03 January 2026, 08:44

Bischöfe warnen: Demokratie in Deutschland braucht mehr Zusammenhalt und Wachsamkeit

Ein Buchumschlag mit Armee-Panzern und Jeeps in einer Kriegszene mit Text darüber.

Bistum Trier: Wie Demokratie verteidigt werden muss - Bischöfe warnen: Demokratie in Deutschland braucht mehr Zusammenhalt und Wachsamkeit

Der Trierer Bischof Stephan Ackermann hat zu einem stärkeren Engagement für den Schutz der Demokratie in Deutschland aufgerufen. In einer Stellungnahme, die sowohl ethische als auch christliche Perspektiven vereint, betonte er die Notwendigkeit von Wachsamkeit – gegenüber äußeren Bedrohungen wie auch inneren Spaltungen. Dabei bezog er sich auch auf das neue nationale Dienstprogramm der Regierung, das deutsche Werte und den Frieden bewahren soll.

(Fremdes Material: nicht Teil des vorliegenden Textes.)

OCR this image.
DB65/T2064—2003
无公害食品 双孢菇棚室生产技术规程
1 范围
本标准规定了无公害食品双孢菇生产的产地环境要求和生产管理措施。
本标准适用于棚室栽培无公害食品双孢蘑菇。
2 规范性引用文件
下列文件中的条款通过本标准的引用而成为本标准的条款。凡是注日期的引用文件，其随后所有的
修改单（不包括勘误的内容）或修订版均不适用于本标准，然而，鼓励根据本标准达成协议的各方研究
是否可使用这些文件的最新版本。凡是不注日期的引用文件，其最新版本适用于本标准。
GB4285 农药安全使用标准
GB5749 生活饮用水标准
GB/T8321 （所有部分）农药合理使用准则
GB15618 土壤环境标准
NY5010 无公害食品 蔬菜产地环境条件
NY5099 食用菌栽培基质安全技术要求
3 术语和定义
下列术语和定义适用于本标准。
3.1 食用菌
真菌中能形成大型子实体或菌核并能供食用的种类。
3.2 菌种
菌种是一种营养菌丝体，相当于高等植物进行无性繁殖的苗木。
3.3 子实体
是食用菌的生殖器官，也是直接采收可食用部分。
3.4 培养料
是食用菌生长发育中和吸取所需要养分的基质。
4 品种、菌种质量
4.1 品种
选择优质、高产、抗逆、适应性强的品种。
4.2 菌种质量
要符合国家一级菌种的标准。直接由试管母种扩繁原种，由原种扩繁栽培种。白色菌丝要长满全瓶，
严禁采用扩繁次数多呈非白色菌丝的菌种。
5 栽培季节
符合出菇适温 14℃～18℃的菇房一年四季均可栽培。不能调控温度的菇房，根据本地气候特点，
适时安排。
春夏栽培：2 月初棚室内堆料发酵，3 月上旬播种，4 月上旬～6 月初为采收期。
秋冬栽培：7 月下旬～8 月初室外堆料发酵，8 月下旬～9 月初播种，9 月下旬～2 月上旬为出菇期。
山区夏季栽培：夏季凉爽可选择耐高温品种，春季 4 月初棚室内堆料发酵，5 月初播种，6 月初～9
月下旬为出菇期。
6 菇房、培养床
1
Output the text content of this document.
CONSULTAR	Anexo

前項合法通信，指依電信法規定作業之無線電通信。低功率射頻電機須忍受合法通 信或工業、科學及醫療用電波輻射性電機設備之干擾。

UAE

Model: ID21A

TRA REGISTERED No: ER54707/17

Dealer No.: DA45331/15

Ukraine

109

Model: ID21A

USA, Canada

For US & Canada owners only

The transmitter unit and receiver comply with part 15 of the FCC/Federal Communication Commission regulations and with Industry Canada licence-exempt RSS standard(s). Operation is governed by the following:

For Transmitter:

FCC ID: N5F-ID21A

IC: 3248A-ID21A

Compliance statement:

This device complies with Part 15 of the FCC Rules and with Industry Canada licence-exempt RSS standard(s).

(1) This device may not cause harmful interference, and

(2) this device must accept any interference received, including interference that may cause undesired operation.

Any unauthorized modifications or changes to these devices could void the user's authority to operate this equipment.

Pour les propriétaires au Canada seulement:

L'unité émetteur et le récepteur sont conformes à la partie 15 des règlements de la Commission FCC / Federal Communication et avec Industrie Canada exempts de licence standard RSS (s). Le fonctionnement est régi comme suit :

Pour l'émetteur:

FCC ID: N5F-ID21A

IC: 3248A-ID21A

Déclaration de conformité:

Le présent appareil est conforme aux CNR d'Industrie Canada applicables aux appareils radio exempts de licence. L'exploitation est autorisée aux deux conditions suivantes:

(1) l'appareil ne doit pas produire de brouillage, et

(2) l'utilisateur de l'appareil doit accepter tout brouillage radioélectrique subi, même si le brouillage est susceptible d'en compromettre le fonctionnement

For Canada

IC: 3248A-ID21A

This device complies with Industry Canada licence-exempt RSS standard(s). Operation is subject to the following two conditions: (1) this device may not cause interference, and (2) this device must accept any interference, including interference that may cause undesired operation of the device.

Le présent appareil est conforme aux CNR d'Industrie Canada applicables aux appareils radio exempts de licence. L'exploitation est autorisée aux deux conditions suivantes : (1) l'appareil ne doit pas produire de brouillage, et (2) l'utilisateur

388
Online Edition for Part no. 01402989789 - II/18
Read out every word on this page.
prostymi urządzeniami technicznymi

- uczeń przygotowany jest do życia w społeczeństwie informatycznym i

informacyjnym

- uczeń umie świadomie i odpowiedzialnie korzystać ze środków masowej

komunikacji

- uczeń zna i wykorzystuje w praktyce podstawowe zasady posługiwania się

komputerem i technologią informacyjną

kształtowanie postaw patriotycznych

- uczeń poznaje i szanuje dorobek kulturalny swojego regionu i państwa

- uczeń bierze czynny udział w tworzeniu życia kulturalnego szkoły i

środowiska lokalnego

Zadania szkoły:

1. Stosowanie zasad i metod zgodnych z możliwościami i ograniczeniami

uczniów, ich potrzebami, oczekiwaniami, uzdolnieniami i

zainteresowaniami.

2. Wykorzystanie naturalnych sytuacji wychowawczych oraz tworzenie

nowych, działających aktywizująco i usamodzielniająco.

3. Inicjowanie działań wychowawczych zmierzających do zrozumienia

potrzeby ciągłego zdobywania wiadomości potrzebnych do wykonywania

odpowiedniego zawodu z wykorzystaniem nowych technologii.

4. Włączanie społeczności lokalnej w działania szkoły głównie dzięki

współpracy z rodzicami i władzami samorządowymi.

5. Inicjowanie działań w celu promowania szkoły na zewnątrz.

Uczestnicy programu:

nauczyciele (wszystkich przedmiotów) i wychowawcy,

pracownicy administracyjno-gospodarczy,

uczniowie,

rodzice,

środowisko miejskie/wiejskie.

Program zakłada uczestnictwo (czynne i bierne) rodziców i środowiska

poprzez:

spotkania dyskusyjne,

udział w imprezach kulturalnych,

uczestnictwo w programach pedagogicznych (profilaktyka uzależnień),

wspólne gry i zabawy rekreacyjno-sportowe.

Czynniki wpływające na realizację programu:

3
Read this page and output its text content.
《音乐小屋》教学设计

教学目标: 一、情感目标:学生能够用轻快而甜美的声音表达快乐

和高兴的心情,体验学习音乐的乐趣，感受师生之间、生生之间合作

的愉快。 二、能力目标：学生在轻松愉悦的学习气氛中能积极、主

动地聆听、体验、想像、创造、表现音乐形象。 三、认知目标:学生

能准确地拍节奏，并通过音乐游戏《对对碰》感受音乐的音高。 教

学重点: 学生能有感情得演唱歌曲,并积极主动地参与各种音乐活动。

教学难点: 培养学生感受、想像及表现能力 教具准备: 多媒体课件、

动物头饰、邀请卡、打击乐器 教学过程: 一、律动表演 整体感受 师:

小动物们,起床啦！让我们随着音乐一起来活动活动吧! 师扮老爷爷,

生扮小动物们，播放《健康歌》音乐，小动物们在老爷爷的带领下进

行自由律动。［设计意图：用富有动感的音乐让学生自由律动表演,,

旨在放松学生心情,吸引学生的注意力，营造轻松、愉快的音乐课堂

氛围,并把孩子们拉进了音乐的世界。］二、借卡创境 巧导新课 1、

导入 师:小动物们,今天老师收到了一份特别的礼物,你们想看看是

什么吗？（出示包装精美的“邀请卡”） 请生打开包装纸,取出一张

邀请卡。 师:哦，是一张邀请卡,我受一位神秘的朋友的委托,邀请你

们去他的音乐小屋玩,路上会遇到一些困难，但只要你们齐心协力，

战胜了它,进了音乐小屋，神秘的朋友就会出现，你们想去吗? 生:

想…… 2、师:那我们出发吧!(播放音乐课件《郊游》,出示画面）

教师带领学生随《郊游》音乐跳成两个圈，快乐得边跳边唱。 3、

Ackermann warnte vor den Gefahren einer immer schärfer werdenden politischen Rhetorik. Übertriebene Empörung, so der Bischof, untergrabe die Demokratie von innen. Er mahnte zur Vorsicht im Umgang mit Sprache, die die Gesellschaft spaltet, und argumentierte, dass solche Polarisierungen Länder wie Deutschland anfälliger für Cyberangriffe und ausländische Propaganda machen. Diese externen Kräfte, so Ackermann, nutzen innere Spannungen gezielt aus, um die Stabilität zu destabilisieren.

In der Verteidigungspolitik sprach sich der Bischof zwar für die Aufrechterhaltung militärischer Fähigkeiten aus, warnte jedoch davor, die Debatte allein auf Rüstung oder Truppenaufstockung zu reduzieren. Stattdessen plädierte er für einen ganzheitlichen Ansatz, der auch das freiwillige bürgerliche Engagement einschließt. Zwar schlug er keine konkreten Alternativen zum neuen nationalen Dienstprogramm der Regierung vor, forderte aber, diesen attraktiver und freiwilliger zu gestalten. Gleichzeitig würdigte Ackermann das Engagement all jener, die sich bereits in Vereinen, Verbänden oder kirchlichen Initiativen wie den Caritas-Projekten einbringen. Solche Basisbeiträge seien entscheidend, um Demokratie und sozialen Zusammenhalt zu stärken, so der Bischof.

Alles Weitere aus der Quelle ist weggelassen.